To get more detailed error messages from dplyr::tbl, you can modify your code to include the tryCatch() function. This function allows you to catch and handle errors, including extracting detailed error messages. Try to modify your code as below.

result <- tryCatch({
  dplyr::tbl(serverfault, 
             dbplyr::sql("
               select year(p.CreationDate) year,
                      avg(p.AnswerCount*1.0) answers_per_question,
                      sum(iif(ClosedDate is null, 0.0, 100.0))/count(*) close_rate
               from Posts p
               where PostTypeId = 1
               group by year(p.CreationDate)
               order by year(p.CreationDate)
             "))
}, error = function(e) {
  message("Detailed error message: ", conditionMessage(e))
  stop(e)
})

# Continue with your code using the `result` object if no error occurred

In the modified code, the tryCatch() function wraps around the dplyr::tbl() call. Inside the tryCatch() function, you define an error handler using the error argument. In the error handler, you can access the detailed error message using the conditionMessage() function.

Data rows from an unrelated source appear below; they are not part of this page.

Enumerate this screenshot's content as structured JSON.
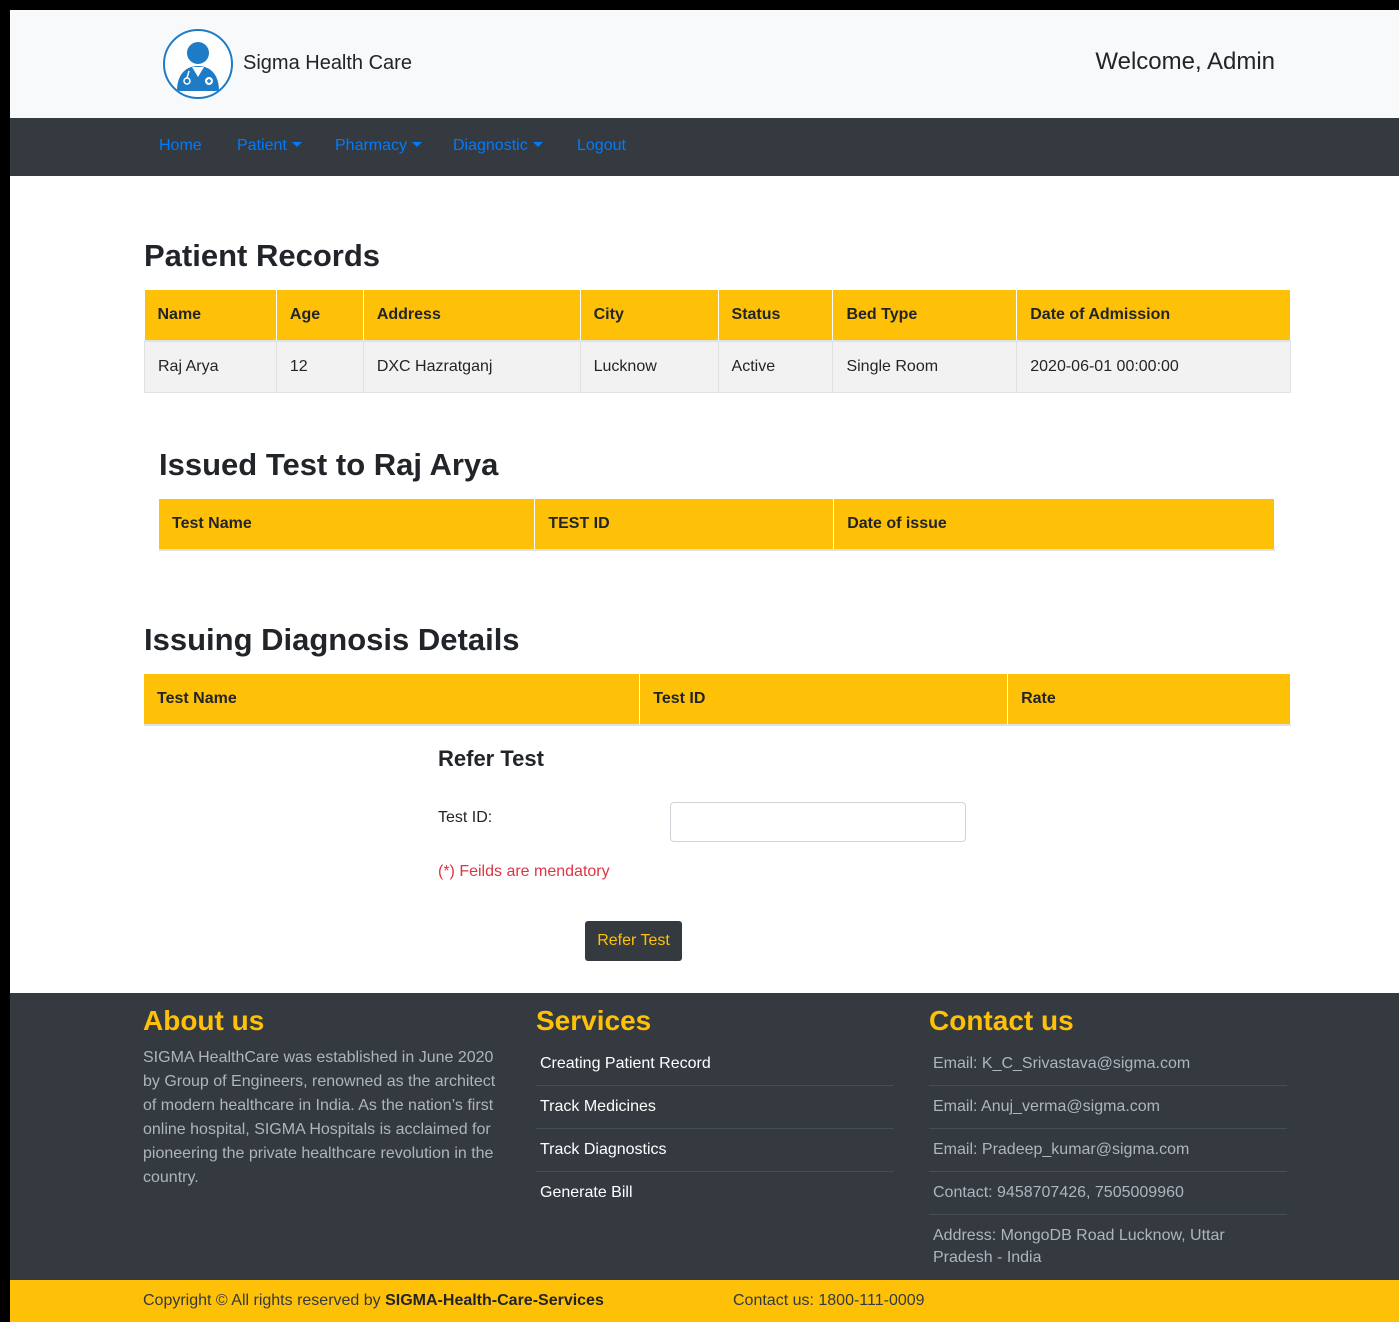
{
  "header": {
    "brand": "Sigma Health Care",
    "welcome": "Welcome, Admin"
  },
  "nav": {
    "home": "Home",
    "patient": "Patient",
    "pharmacy": "Pharmacy",
    "diagnostic": "Diagnostic",
    "logout": "Logout"
  },
  "patient_records": {
    "title": "Patient Records",
    "columns": [
      "Name",
      "Age",
      "Address",
      "City",
      "Status",
      "Bed Type",
      "Date of Admission"
    ],
    "rows": [
      [
        "Raj Arya",
        "12",
        "DXC Hazratganj",
        "Lucknow",
        "Active",
        "Single Room",
        "2020-06-01 00:00:00"
      ]
    ]
  },
  "issued_tests": {
    "title": "Issued Test to Raj Arya",
    "columns": [
      "Test Name",
      "TEST ID",
      "Date of issue"
    ]
  },
  "diagnosis_details": {
    "title": "Issuing Diagnosis Details",
    "columns": [
      "Test Name",
      "Test ID",
      "Rate"
    ]
  },
  "refer_form": {
    "title": "Refer Test",
    "test_id_label": "Test ID:",
    "test_id_value": "",
    "mandatory_note": "(*) Feilds are mendatory",
    "submit_label": "Refer Test"
  },
  "footer": {
    "about_title": "About us",
    "about_text": "SIGMA HealthCare was established in June 2020 by Group of Engineers, renowned as the architect of modern healthcare in India. As the nation’s first online hospital, SIGMA Hospitals is acclaimed for pioneering the private healthcare revolution in the country.",
    "services_title": "Services",
    "services": [
      "Creating Patient Record",
      "Track Medicines",
      "Track Diagnostics",
      "Generate Bill"
    ],
    "contact_title": "Contact us",
    "contacts": [
      "Email: K_C_Srivastava@sigma.com",
      "Email: Anuj_verma@sigma.com",
      "Email: Pradeep_kumar@sigma.com",
      "Contact: 9458707426, 7505009960",
      "Address: MongoDB Road Lucknow, Uttar Pradesh - India"
    ],
    "copyright_prefix": "Copyright © All rights reserved by ",
    "copyright_owner": "SIGMA-Health-Care-Services",
    "contact_line": "Contact us: 1800-111-0009"
  },
  "colors": {
    "accent": "#ffc107",
    "dark": "#343a40",
    "link": "#007bff",
    "danger": "#dc3545"
  }
}
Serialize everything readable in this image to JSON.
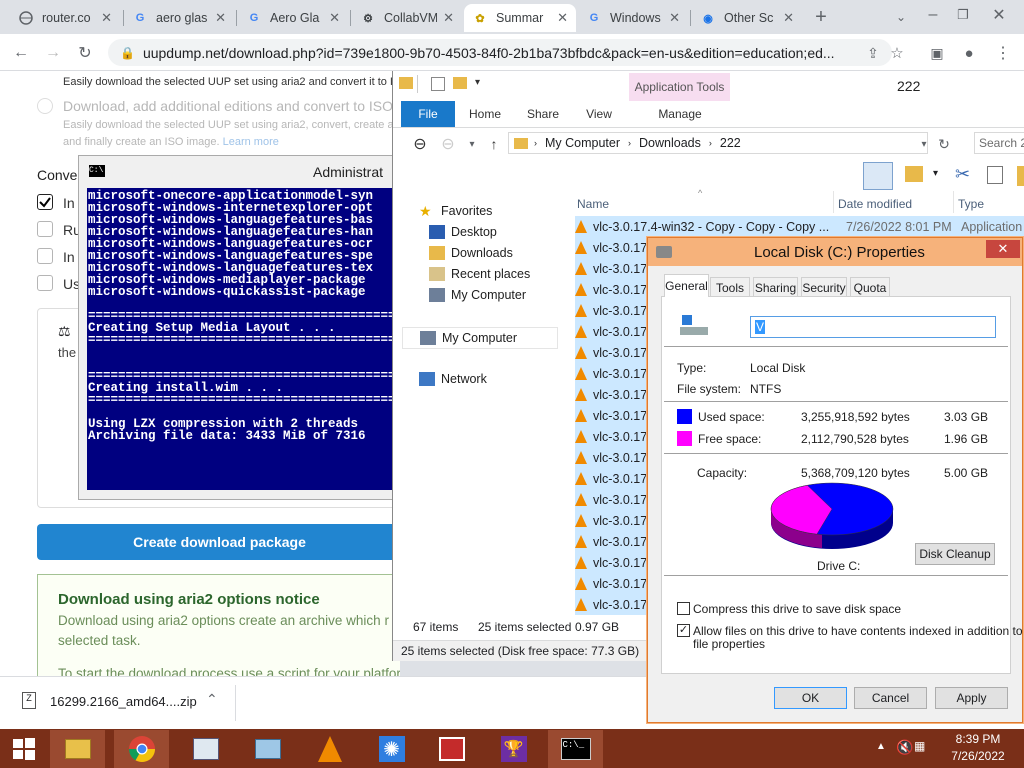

If an error occurs, the error handler will print the detailed error message to the console using message(), and then re-throw the error using stop(e) to halt the execution of further code. If no error occurs, the code will continue using the result object.

This approach allows you to catch and display detailed error messages when working with dplyr::tbl or other functions that might throw errors.